Habertürk
    Takipde Kalın!
      Günlük gelişmeleri takip edebilmek için habertürk uygulamasını indirin

        Lyon’da maç öncesi sahaya giren kalabalık, müsabakanın 45 dakika geç başlamasına neden oldu ya. Lyonlular’dan bir kişinin bile burnu kanamasa dahi Fransız kulübünün başkanı “İstanbul’daki maç tatil olsun” deyiverdi. O’nun demesiyle bu iş olmaz elbet ama Beşiktaş’ın her ihtimali düşünüp önlemini alması da şart.

        Misal, maçın ertelenme gerekçesini altyazı ile veren UEFA rejisi bile taraflıydı. “Kalabalık kargaşası” diye hayatımızda ilk, muhtemelen son kez duyacağımız bir ibare buldular gerekçe olarak. “Sahaya inen taraftarlar nedeniyle” bile diyemediler. Bu bile rejinin dahi Lyon’a yontmaya meyilli olduğunu gösterir. Ayrıca terör tehdidi yaşayan bir ülkede, üstelik güvenlik derecesi üst düzey maçta 500 polisin olması da Lyon’un hanesine yazılacak bir başka eksi nottur. Fransız basını da (Le Figaro) güvenlik yetersizliğini eleştirmiş. Ha keza L’Equipe de önce Lyonlular’ın Beşiktaşlı taraftarlara saldırdığını, sonrasında olayların başladığından dem vurmuş. Yani demem o ki Beşiktaş’ın eli kuvvetli.

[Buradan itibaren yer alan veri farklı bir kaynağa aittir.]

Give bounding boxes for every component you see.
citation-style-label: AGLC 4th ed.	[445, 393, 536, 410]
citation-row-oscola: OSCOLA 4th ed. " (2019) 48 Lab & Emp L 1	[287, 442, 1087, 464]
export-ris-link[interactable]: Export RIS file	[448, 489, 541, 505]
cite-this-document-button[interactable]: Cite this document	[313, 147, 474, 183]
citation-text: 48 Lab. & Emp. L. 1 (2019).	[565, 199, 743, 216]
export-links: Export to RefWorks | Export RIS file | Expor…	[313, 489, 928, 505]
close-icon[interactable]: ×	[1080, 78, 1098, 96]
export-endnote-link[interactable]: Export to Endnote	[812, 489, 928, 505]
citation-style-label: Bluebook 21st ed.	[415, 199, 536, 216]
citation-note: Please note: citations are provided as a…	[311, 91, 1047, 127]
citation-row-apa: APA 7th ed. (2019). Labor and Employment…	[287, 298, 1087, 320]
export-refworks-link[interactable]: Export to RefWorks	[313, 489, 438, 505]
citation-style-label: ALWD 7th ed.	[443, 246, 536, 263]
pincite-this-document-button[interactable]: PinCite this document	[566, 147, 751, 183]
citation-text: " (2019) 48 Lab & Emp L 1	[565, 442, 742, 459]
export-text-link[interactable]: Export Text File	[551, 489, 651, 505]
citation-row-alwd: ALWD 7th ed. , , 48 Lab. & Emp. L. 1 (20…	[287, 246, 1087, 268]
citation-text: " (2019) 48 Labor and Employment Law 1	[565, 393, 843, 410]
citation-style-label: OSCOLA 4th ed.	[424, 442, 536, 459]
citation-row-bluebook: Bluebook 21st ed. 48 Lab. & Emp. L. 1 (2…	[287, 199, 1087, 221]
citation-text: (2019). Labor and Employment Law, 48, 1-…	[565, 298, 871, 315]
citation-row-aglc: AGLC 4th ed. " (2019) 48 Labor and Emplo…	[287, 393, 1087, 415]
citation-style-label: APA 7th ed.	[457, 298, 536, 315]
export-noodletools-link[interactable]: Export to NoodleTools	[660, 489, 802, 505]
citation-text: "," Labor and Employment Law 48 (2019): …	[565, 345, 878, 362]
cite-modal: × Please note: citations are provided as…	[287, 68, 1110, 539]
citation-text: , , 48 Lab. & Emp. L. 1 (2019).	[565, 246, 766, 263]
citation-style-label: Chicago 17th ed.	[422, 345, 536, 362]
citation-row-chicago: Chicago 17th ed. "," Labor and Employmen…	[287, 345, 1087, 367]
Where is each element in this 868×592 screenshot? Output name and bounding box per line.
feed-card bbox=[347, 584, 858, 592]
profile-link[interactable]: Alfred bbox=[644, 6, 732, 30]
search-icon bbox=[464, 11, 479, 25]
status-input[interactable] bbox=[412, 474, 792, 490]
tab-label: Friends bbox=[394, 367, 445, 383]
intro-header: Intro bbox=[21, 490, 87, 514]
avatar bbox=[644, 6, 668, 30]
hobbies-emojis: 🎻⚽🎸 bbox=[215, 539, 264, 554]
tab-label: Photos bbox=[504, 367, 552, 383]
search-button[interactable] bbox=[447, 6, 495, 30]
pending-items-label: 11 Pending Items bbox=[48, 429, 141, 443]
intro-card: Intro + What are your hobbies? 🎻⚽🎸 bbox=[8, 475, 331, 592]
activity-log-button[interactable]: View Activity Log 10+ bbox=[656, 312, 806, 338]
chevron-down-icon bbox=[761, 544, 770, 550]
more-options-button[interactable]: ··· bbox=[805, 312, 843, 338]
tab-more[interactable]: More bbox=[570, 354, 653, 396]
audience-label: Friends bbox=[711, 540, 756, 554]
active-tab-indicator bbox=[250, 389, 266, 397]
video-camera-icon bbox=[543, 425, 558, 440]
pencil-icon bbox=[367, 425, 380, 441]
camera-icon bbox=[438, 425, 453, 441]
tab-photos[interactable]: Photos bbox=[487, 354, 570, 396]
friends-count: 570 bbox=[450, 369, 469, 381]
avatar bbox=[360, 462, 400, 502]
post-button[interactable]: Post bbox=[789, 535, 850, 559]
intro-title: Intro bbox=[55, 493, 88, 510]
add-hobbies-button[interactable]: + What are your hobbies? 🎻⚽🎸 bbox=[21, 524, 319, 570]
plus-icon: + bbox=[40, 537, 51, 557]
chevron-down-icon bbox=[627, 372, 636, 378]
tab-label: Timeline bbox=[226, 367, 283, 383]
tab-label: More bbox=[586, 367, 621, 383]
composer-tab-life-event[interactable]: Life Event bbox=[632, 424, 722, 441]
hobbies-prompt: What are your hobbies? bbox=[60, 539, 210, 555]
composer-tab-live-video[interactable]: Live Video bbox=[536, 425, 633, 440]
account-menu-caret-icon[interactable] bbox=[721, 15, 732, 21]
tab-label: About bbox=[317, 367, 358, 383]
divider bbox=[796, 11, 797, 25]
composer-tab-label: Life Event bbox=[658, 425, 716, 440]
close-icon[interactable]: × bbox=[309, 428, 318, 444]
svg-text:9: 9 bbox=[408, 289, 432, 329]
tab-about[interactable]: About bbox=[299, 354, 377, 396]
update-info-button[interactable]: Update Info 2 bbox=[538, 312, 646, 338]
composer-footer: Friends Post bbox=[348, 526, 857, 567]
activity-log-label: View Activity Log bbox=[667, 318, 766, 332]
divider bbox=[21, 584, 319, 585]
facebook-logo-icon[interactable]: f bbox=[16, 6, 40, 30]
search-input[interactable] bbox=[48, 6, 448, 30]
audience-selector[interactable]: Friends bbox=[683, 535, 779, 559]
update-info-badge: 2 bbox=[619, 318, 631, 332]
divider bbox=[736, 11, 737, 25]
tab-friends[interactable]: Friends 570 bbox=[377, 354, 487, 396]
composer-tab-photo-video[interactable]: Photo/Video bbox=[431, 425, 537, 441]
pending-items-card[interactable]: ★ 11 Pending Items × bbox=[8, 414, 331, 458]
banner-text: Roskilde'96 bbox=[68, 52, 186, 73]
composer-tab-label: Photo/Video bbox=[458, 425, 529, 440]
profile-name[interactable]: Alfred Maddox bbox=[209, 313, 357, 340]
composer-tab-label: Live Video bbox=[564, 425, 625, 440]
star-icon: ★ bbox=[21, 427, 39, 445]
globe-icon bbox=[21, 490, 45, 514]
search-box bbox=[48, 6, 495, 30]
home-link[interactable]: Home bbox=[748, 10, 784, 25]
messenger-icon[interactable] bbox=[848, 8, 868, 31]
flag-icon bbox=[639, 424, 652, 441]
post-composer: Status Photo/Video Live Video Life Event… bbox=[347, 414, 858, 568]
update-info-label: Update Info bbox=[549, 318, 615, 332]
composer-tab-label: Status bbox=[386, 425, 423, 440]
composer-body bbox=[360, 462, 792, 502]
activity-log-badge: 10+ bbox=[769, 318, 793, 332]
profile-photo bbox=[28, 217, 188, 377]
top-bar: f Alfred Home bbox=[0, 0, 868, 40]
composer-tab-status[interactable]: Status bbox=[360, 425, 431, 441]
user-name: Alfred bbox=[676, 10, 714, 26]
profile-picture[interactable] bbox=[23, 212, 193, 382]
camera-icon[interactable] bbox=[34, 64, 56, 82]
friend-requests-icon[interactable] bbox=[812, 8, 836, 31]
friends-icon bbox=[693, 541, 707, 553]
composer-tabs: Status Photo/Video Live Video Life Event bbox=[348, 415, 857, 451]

        Ve fakat, gelelim asıl tartışmamız gereken konuya..

        Artık Avrupalı taraftarlarımız takımlarımıza zarar verme noktasına mı geliyor?

        G.Saray, Belçika’da oynar, Avrupalı taraftarlar olay çıkarır. Fenerbahçe bilmem nerede oynar, Avrupalı taraftarlar dolayısıyla ceza alır. Trabzonspor, Almanya’daki maçtan ceza alır... İşte dün de Lyon’da ne olursa olsun ‘torpil atan’; ‘meşale yakan’ Türk taraftarlarının olduğu da bir gerçek... Şimdi şu 3 çıplak gerçeği kabul edelim:

        1- Türkiye’den giden taraftarların büyük kısmı maddi durumu yeterli ve yurt dışı çıkış tecrübeleri fazla kişiler. Dolayısıyla vize iptali ya da yurt dışı yasağı gibi şeylerle uğraşmamak için dahi olsa holigan bile olsalar dikkatli davranıyorlar.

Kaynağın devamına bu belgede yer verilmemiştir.